Tehran is signaling it may decide positively on the International Atomic Energy Agency’s demand that it sign an additional protocol to the Nuclear Non-Proliferation Treaty, London's Financial Times wrote. “Iran is responding to broad pressure, which may or may not work. But certainly it will not work if it gets mixed up with the ambitions of Bush administration hawks for regime change in Iran.”

The French daily Le Progres remarked that weapons of mass destruction had finally been found. But instead of being in Iraq, they were in Iran; the Pentagon had gotten one letter wrong, the paper mocked. Even Europe agrees that the danger arising from the Ayatollahs’ regime must be denounced, the Lyon daily stated. But it also pointed out that the Americans and the British cannot claim they were not involved in developments in Iran.
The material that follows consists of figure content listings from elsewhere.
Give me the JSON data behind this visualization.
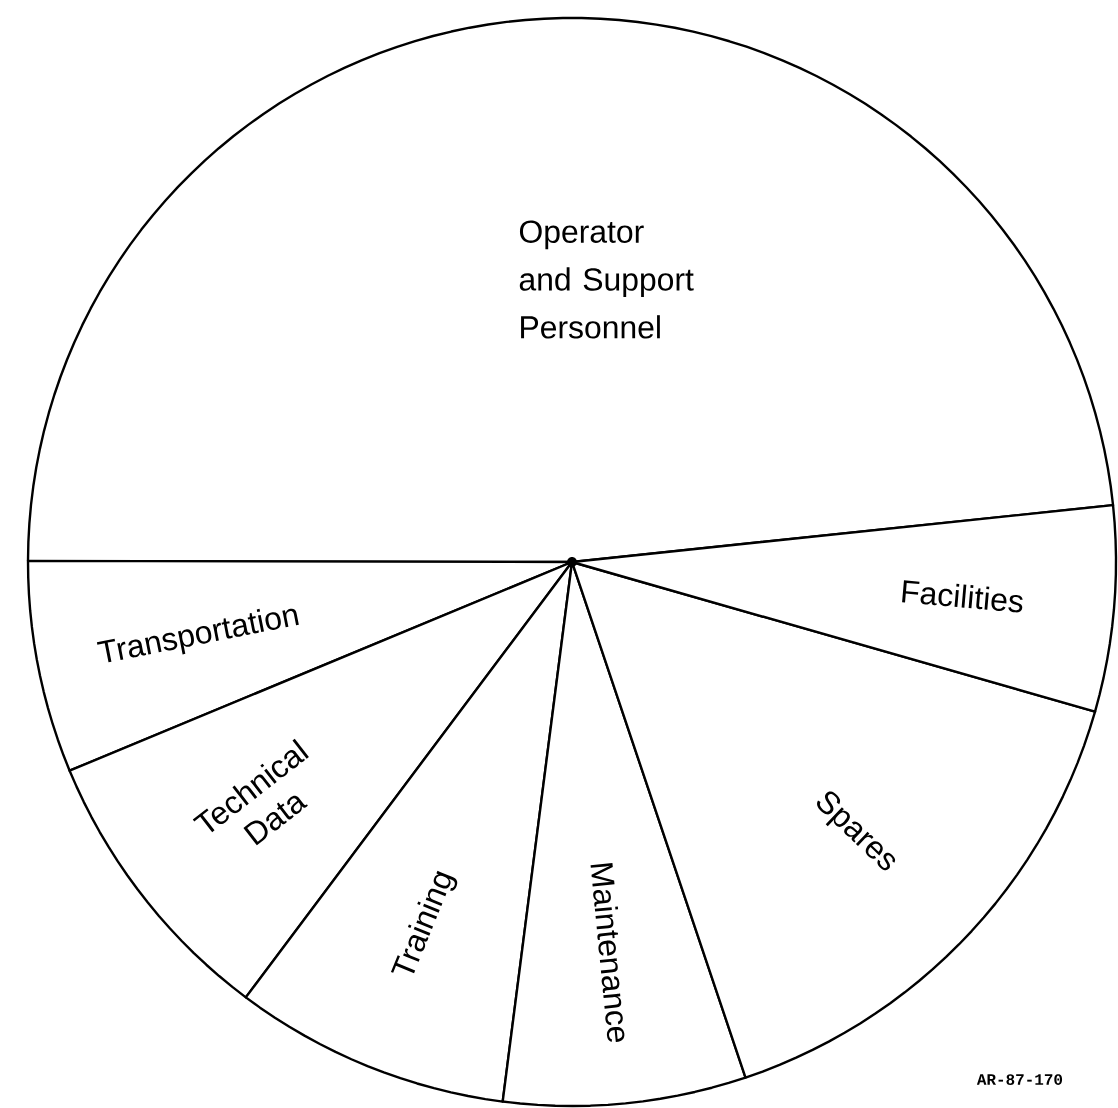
{
  "chart_data": {
    "type": "pie",
    "categories": [
      "Operator and Support Personnel",
      "Transportation",
      "Technical Data",
      "Training",
      "Maintenance",
      "Spares",
      "Facilities"
    ],
    "values": [
      48.3,
      6.3,
      8.5,
      8.2,
      7.2,
      15.4,
      6.1
    ],
    "colors": [
      "#ffffff",
      "#ffffff",
      "#ffffff",
      "#ffffff",
      "#ffffff",
      "#ffffff",
      "#ffffff"
    ],
    "annotations": [
      "AR-87-170"
    ]
  }
}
By backing the oppressive regime of the Shah, the paper recalled, they helped pave the way for the Iranian Revolution in 1979.
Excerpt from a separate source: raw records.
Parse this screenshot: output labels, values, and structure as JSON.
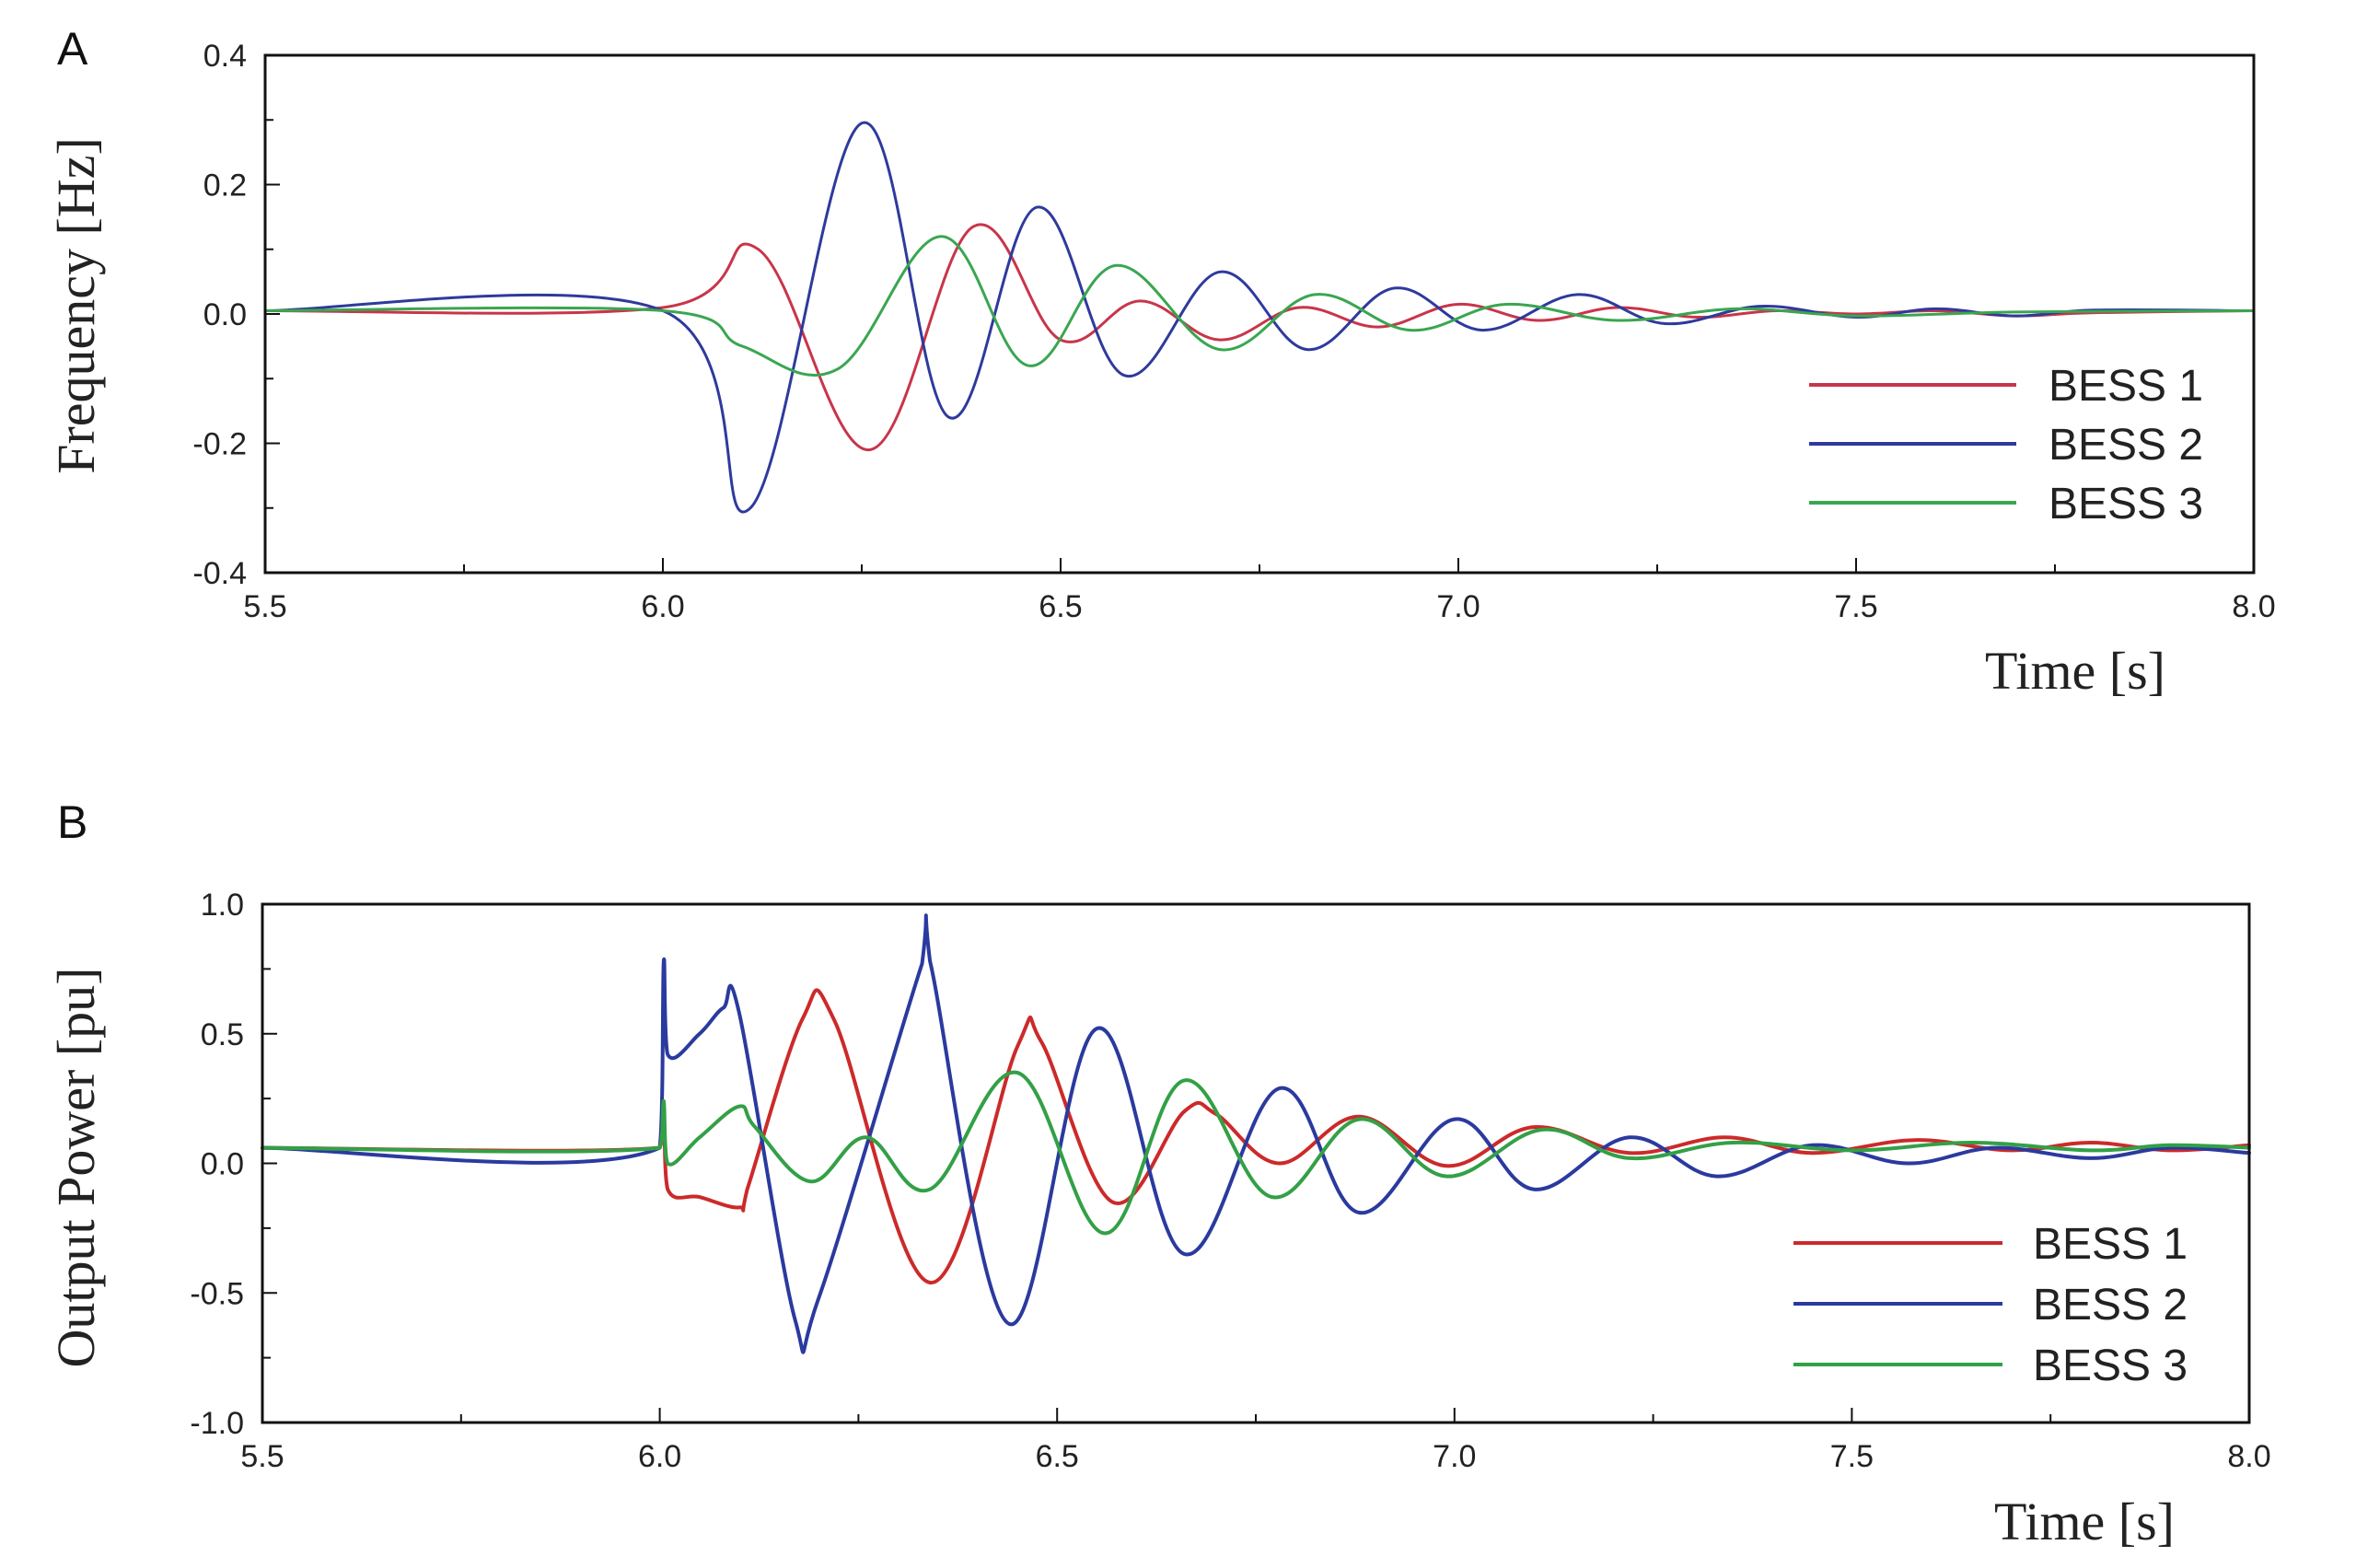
{
  "chart_data": [
    {
      "panel": "A",
      "type": "line",
      "ylabel": "Frequency [Hz]",
      "xlabel": "Time [s]",
      "xlim": [
        5.5,
        8.0
      ],
      "ylim": [
        -0.4,
        0.4
      ],
      "xticks": [
        5.5,
        6.0,
        6.5,
        7.0,
        7.5,
        8.0
      ],
      "xtick_labels": [
        "5.5",
        "6.0",
        "6.5",
        "7.0",
        "7.5",
        "8.0"
      ],
      "yticks": [
        -0.4,
        -0.2,
        0.0,
        0.2,
        0.4
      ],
      "ytick_labels": [
        "-0.4",
        "-0.2",
        "0.0",
        "0.2",
        "0.4"
      ],
      "grid": false,
      "legend_position": "bottom-right",
      "series": [
        {
          "name": "BESS 1",
          "color": "#c8354a",
          "x": [
            5.5,
            6.0,
            6.12,
            6.26,
            6.39,
            6.5,
            6.6,
            6.7,
            6.8,
            6.9,
            7.0,
            7.1,
            7.2,
            7.3,
            7.4,
            7.5,
            7.6,
            7.7,
            7.8,
            8.0
          ],
          "y": [
            0.005,
            0.01,
            0.1,
            -0.21,
            0.135,
            -0.04,
            0.02,
            -0.04,
            0.01,
            -0.02,
            0.015,
            -0.01,
            0.01,
            -0.005,
            0.005,
            0.0,
            0.005,
            -0.003,
            0.002,
            0.005
          ]
        },
        {
          "name": "BESS 2",
          "color": "#2e3a9c",
          "x": [
            5.5,
            6.0,
            6.11,
            6.25,
            6.36,
            6.47,
            6.58,
            6.7,
            6.81,
            6.92,
            7.03,
            7.15,
            7.26,
            7.38,
            7.5,
            7.6,
            7.7,
            7.8,
            8.0
          ],
          "y": [
            0.005,
            0.005,
            -0.3,
            0.295,
            -0.16,
            0.165,
            -0.095,
            0.065,
            -0.055,
            0.04,
            -0.025,
            0.03,
            -0.015,
            0.012,
            -0.005,
            0.008,
            -0.003,
            0.006,
            0.005
          ]
        },
        {
          "name": "BESS 3",
          "color": "#3aa650",
          "x": [
            5.5,
            6.0,
            6.1,
            6.22,
            6.35,
            6.46,
            6.57,
            6.7,
            6.82,
            6.94,
            7.06,
            7.2,
            7.35,
            7.5,
            7.7,
            8.0
          ],
          "y": [
            0.005,
            0.005,
            -0.05,
            -0.085,
            0.12,
            -0.08,
            0.075,
            -0.055,
            0.03,
            -0.025,
            0.015,
            -0.01,
            0.008,
            -0.003,
            0.003,
            0.005
          ]
        }
      ]
    },
    {
      "panel": "B",
      "type": "line",
      "ylabel": "Output Power [pu]",
      "xlabel": "Time [s]",
      "xlim": [
        5.5,
        8.0
      ],
      "ylim": [
        -1.0,
        1.0
      ],
      "xticks": [
        5.5,
        6.0,
        6.5,
        7.0,
        7.5,
        8.0
      ],
      "xtick_labels": [
        "5.5",
        "6.0",
        "6.5",
        "7.0",
        "7.5",
        "8.0"
      ],
      "yticks": [
        -1.0,
        -0.5,
        0.0,
        0.5,
        1.0
      ],
      "ytick_labels": [
        "-1.0",
        "-0.5",
        "0.0",
        "0.5",
        "1.0"
      ],
      "grid": false,
      "legend_position": "bottom-right",
      "series": [
        {
          "name": "BESS 1",
          "color": "#cc2a2a",
          "x": [
            5.5,
            6.0,
            6.005,
            6.01,
            6.05,
            6.1,
            6.11,
            6.18,
            6.22,
            6.34,
            6.45,
            6.48,
            6.57,
            6.66,
            6.7,
            6.78,
            6.88,
            6.99,
            7.1,
            7.22,
            7.34,
            7.45,
            7.58,
            7.7,
            7.8,
            7.9,
            8.0
          ],
          "y": [
            0.06,
            0.06,
            0.2,
            -0.1,
            -0.13,
            -0.17,
            -0.1,
            0.56,
            0.55,
            -0.46,
            0.45,
            0.47,
            -0.15,
            0.2,
            0.19,
            0.0,
            0.18,
            -0.01,
            0.14,
            0.04,
            0.1,
            0.04,
            0.09,
            0.05,
            0.08,
            0.05,
            0.07
          ]
        },
        {
          "name": "BESS 2",
          "color": "#2a3a9e",
          "x": [
            5.5,
            6.0,
            6.005,
            6.01,
            6.05,
            6.08,
            6.1,
            6.17,
            6.2,
            6.33,
            6.34,
            6.44,
            6.55,
            6.66,
            6.78,
            6.88,
            7.0,
            7.1,
            7.22,
            7.33,
            7.45,
            7.57,
            7.68,
            7.8,
            7.9,
            8.0
          ],
          "y": [
            0.06,
            0.06,
            0.78,
            0.42,
            0.5,
            0.6,
            0.58,
            -0.6,
            -0.52,
            0.77,
            0.78,
            -0.62,
            0.52,
            -0.35,
            0.29,
            -0.19,
            0.17,
            -0.1,
            0.1,
            -0.05,
            0.07,
            0.0,
            0.06,
            0.02,
            0.06,
            0.04
          ]
        },
        {
          "name": "BESS 3",
          "color": "#33a046",
          "x": [
            5.5,
            6.0,
            6.005,
            6.01,
            6.05,
            6.1,
            6.12,
            6.19,
            6.26,
            6.34,
            6.45,
            6.56,
            6.66,
            6.77,
            6.88,
            6.99,
            7.11,
            7.22,
            7.35,
            7.5,
            7.65,
            7.8,
            7.9,
            8.0
          ],
          "y": [
            0.06,
            0.06,
            0.24,
            0.0,
            0.1,
            0.22,
            0.14,
            -0.07,
            0.1,
            -0.1,
            0.35,
            -0.27,
            0.32,
            -0.13,
            0.17,
            -0.05,
            0.13,
            0.02,
            0.08,
            0.05,
            0.08,
            0.05,
            0.07,
            0.06
          ]
        }
      ]
    }
  ]
}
Commenting on the backing given by the United States to Iranian students demonstrating against the government, the Spanish daily La Vanguardia wrote that, by welcoming the demonstrations as a positive step on the way to freedom, Washington “has broken the unwritten rules of international diplomacy." That’s why it was not surprising that Iran has made an official protest over what it calls American interference in its internal affairs, the Barcelona paper said. The diplomatic quarrel has come at a bad time for Iran since the country was torn between religious fundamentalism and cautious reform efforts. The editorial concluded: “Iran is in danger of being further destabilized by international pressure.”
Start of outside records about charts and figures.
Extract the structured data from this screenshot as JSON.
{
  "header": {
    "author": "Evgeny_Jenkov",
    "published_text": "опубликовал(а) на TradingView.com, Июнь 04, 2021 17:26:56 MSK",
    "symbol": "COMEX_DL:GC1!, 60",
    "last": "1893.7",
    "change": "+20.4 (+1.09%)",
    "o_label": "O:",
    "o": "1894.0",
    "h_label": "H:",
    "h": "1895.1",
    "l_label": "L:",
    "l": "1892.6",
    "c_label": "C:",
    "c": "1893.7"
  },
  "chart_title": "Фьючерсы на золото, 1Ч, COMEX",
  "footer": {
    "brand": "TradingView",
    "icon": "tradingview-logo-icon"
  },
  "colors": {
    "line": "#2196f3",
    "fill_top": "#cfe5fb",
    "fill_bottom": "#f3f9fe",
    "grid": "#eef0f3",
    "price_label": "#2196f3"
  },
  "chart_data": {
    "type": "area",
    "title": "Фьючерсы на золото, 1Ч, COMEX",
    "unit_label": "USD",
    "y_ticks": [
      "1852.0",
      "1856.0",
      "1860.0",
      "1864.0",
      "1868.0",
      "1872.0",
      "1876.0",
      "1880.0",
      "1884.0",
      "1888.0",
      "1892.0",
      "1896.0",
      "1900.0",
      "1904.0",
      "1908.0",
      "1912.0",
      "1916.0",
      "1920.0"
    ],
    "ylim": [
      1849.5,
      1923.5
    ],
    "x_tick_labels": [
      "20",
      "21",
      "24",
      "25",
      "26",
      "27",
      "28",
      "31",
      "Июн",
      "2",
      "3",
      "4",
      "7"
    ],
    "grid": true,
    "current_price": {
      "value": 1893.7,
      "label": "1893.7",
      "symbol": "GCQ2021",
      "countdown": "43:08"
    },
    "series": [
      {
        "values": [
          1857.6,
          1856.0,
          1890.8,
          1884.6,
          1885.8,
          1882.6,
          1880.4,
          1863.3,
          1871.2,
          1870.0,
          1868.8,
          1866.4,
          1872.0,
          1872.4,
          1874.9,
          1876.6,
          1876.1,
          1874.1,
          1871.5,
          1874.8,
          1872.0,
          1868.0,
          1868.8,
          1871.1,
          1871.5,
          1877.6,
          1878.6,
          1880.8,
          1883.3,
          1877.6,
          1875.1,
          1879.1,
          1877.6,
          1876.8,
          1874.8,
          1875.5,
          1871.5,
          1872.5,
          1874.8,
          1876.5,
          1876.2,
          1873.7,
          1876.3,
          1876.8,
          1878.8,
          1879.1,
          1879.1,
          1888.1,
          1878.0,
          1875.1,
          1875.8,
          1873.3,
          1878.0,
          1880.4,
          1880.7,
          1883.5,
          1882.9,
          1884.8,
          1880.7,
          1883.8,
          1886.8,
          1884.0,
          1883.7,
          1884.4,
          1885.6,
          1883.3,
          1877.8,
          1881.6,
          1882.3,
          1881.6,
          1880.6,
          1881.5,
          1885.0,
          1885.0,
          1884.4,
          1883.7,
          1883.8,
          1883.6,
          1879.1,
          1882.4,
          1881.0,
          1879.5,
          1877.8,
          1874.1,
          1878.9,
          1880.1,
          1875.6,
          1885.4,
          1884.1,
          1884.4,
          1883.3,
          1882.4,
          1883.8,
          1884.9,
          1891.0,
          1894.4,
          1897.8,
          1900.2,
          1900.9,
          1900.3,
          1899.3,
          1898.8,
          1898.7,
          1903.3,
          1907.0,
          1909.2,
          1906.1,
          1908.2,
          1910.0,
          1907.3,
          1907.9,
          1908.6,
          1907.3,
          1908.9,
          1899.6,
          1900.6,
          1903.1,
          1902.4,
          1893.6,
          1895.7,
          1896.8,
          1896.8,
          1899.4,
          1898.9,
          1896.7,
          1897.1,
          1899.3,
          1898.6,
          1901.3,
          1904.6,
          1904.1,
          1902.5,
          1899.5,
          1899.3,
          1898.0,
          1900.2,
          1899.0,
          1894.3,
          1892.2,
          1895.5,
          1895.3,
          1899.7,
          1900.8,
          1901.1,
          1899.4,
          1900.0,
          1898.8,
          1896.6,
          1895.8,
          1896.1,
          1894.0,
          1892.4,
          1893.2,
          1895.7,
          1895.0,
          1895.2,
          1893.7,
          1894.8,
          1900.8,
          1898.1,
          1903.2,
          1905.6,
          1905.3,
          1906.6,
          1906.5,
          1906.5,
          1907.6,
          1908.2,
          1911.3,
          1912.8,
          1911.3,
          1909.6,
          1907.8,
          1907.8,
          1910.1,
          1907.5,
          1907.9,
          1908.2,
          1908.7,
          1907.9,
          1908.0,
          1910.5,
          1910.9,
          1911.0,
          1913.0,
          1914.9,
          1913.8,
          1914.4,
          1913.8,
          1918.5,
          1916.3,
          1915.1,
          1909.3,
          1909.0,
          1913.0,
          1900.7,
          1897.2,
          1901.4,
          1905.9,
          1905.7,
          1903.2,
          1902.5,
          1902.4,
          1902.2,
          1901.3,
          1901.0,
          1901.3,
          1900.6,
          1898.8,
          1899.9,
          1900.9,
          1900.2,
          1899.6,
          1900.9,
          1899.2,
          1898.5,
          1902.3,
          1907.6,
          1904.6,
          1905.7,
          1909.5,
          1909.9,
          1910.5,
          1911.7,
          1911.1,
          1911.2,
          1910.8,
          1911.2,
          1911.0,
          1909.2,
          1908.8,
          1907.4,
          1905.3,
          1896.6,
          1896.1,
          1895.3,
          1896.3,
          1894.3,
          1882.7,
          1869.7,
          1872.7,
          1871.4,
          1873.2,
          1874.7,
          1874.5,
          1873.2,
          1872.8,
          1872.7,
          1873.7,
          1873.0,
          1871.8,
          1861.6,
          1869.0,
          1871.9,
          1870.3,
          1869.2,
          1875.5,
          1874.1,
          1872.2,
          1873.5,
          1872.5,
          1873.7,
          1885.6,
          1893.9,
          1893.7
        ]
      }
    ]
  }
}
The British daily The Independent saw the situation differently: “There is a reason why the Iranian students are so pro-American: They see that U.S. support -- and perhaps intervention -- might be the only way of breaking the deadlock they find themselves in." The paper continued: “When they do achieve freedom of speech and travel, worryingly only Amnesty International and George Bush will be able to say that they backed their cause.”

In Rome, La Repubblica doubted that the protests would ultimately topple the regime. Though the 1979 revolution started in the universities, it only gained momentum when striking workers joined in the protests, the paper wrote. "Today it's unlikely that the bazaar and the universities will come together in a new and victorious alliance like 24 years ago." But the current protests are "an important test to understand correctly how things could develop in the exchange between the regime and a large part of the Iranian civil society after the Iraq war."